Saturday, February 18, 2023

Northmavine Up Helly Aa

We're getting more adventurous! Tonight we ventured into what felt a very remote part of Shetland at night to see the burning of a local Up Helly Aa. 

At 5 pm, just as it was getting dark, we headed north along the big highway. By big, I mean one lane in each direction with a speed limit of 60 mph. Half an hour later, we made it to Brae, and Frankie's Fish and Chips, one of the best chippies in the UK. It was! The fish was huge and the breading was crisp and delicious. We'd been reading about farmed mussels, so we got some steamed in blue cheese. They were delicious! I wish we could share. Fresh seafood is just so good. 




Dark had fallen while we ate. We headed off for Hillswick, armed with the memory of a hand drawn map we got at the tourist office. The main highway, the A970, goes all the way to Hillswick, but as we got closer, it went from two lanes to one. Yes, one. For both directions of traffic. That's a single track. In some ways they're safer at night, because you can see people coming, But I worried about where I was going to park along it. 


We drove all the way into tiny of town of Hillswick, then backtracked to find the galley in a field by the Hillswick Hall. 


We parked near the end of the procession - near the site of the burning. We hoped. And waited. And looked at the sky. It was gorgeous. With so little light around, the stars were so bright! No northern lights - oh well. But it was a lovely evening. Slightly windy, not raining or sleeting or hailing. 

We arrived around 7 pm. The procession started around 7:30 and reached us around 8 - a LOT of people carrying burning torches. 


They sang the Up Helly Aa song, then threw their torches on the galley to light it up. They also launched this galley onto a bit of water. We were kind of shocked by the casual use of open fire. Lots of sparks falling to the grasslands. But things are pretty damp here, and it was all OK. Actually - it was really beautiful. Sad - they burned the gorgeous galley - but dramatic! 

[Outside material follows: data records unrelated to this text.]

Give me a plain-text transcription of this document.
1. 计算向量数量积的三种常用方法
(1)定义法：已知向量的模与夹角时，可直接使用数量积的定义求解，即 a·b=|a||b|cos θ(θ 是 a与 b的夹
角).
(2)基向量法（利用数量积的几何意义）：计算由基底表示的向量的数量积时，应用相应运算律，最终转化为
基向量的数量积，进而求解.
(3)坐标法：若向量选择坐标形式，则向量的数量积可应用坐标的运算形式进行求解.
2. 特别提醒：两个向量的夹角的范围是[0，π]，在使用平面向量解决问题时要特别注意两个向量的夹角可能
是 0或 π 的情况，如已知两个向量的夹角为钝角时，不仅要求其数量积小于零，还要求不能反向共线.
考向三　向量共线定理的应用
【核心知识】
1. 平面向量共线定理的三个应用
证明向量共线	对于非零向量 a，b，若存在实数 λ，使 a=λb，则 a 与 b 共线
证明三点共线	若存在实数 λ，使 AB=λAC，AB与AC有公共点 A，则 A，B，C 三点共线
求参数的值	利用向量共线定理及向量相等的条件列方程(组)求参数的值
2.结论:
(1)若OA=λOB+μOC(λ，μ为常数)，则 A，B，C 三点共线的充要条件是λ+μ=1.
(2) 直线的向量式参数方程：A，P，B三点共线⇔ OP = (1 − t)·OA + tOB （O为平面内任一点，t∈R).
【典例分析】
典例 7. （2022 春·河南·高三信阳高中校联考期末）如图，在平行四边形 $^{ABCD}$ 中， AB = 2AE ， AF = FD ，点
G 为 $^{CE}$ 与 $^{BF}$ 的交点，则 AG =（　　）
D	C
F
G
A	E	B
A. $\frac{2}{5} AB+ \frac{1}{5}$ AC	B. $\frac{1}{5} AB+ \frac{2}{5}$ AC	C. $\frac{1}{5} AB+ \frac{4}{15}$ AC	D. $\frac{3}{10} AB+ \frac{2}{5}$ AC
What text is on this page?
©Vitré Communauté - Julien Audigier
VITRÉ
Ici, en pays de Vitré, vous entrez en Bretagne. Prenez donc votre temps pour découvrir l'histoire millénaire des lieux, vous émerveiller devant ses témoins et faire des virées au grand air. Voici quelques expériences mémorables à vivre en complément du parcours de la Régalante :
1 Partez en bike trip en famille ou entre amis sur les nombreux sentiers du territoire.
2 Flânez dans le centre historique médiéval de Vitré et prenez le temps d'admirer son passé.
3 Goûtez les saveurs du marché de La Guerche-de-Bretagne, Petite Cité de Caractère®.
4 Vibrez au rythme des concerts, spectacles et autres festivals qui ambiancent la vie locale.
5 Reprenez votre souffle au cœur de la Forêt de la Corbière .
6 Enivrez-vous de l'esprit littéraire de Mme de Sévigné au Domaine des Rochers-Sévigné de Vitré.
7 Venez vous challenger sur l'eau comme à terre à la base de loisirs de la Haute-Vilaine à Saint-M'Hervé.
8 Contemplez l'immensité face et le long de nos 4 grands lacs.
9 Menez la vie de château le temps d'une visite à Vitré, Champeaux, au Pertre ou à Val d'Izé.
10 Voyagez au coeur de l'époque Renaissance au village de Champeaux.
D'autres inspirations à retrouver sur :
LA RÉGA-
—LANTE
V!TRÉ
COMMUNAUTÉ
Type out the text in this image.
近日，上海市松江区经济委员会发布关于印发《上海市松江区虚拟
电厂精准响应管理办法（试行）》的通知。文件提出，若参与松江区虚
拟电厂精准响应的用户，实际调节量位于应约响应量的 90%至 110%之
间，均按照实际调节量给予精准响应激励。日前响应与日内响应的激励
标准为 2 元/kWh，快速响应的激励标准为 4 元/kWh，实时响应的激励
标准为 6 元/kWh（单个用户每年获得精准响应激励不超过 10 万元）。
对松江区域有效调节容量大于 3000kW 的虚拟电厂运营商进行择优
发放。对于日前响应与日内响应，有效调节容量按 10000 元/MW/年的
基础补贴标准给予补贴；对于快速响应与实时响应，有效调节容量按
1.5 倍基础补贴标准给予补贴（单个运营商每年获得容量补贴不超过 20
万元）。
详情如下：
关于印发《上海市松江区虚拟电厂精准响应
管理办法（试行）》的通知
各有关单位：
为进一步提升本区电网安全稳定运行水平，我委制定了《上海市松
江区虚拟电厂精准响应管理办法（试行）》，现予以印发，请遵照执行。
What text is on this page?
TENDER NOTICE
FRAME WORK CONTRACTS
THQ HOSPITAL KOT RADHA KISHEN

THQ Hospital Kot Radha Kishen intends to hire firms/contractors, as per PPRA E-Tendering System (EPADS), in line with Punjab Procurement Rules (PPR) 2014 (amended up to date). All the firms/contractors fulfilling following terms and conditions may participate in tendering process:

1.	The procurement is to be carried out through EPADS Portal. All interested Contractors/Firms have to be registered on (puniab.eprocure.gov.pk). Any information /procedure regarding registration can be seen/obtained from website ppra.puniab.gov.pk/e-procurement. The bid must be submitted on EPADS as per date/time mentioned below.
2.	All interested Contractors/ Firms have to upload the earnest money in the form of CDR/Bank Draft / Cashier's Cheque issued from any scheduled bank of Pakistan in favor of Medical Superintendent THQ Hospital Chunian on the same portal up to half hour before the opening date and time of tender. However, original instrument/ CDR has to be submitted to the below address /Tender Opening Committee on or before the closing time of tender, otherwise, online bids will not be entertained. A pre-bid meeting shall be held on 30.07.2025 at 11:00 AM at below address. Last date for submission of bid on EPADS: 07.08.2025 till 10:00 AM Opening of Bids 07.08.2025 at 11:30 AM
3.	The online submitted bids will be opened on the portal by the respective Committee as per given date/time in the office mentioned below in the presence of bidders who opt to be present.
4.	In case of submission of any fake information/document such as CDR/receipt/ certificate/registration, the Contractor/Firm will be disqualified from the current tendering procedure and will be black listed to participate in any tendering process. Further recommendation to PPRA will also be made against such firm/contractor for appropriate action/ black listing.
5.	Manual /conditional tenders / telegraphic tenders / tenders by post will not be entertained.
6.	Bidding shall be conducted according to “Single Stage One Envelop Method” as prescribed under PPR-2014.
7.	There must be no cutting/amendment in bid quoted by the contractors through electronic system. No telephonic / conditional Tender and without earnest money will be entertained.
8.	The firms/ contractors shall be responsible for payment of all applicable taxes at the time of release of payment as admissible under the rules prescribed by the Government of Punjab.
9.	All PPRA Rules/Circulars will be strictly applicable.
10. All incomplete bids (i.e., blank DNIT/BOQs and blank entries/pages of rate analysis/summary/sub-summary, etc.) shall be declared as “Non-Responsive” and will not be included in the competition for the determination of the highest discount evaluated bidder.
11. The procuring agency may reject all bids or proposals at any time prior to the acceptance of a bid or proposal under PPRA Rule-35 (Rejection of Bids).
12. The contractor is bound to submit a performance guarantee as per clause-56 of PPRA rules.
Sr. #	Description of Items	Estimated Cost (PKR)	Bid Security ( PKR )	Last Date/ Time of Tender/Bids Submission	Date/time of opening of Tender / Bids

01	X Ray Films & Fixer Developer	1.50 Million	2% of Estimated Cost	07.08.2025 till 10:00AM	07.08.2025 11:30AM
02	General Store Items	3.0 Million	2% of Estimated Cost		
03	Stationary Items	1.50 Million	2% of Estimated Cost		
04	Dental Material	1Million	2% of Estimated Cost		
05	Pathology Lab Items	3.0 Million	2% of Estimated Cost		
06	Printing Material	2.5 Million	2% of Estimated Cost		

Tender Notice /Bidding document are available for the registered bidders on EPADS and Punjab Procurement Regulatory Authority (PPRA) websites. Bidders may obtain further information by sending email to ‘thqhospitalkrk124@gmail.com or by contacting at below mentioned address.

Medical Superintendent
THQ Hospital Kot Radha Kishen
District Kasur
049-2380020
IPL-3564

We had a lovely chat with a guy from Orkney who was in the Jarl squad. You can kind of see how cold it was out and the jarl squad costumes. 


Afterwards, we had a 45 minute drive home in the dark. Up to 60 mph in the total dark, no street lights, with firths and voes to one side or another. It was a little nerve wracking, but just fine. I blessed the high beams! Quite an adventure. 

Up next: Sun and Gale


Friday, February 17, 2023

Sumburgh and St. Ninian's Beach

On a sunny Monday, we took Adam to Sumburgh, one of my favorite places in Shetland. It's a big hill/cliff right at the south end of the Shetland Islands, and, not surprising, there's a lighthouse. 


It's quite a walk up the hill, but it was a gorgeous day and the views were spectacular. 


Looking over the edge, we could see gulls nesting. Maybe herring gulls, maybe kittiwakes - I'm not sure. 



At the top, the lighthouse museum was closed, but there was a lot we could see from outside. We could even see Fair Isle in the distance, it was so clear! 




Last summer, the cliffs were even more exciting because of the puffins! They're at sea right now. They'll be back in a couple months to breed. 

On our way back, we stopped at St. Ninian's beach, which is a tombolo, two beaches separated by a spit of land. Last summer, we could have walked over to St. Ninian's Isle, but not now! It's still a gorgeous spot and lots of people had come down with their lunches.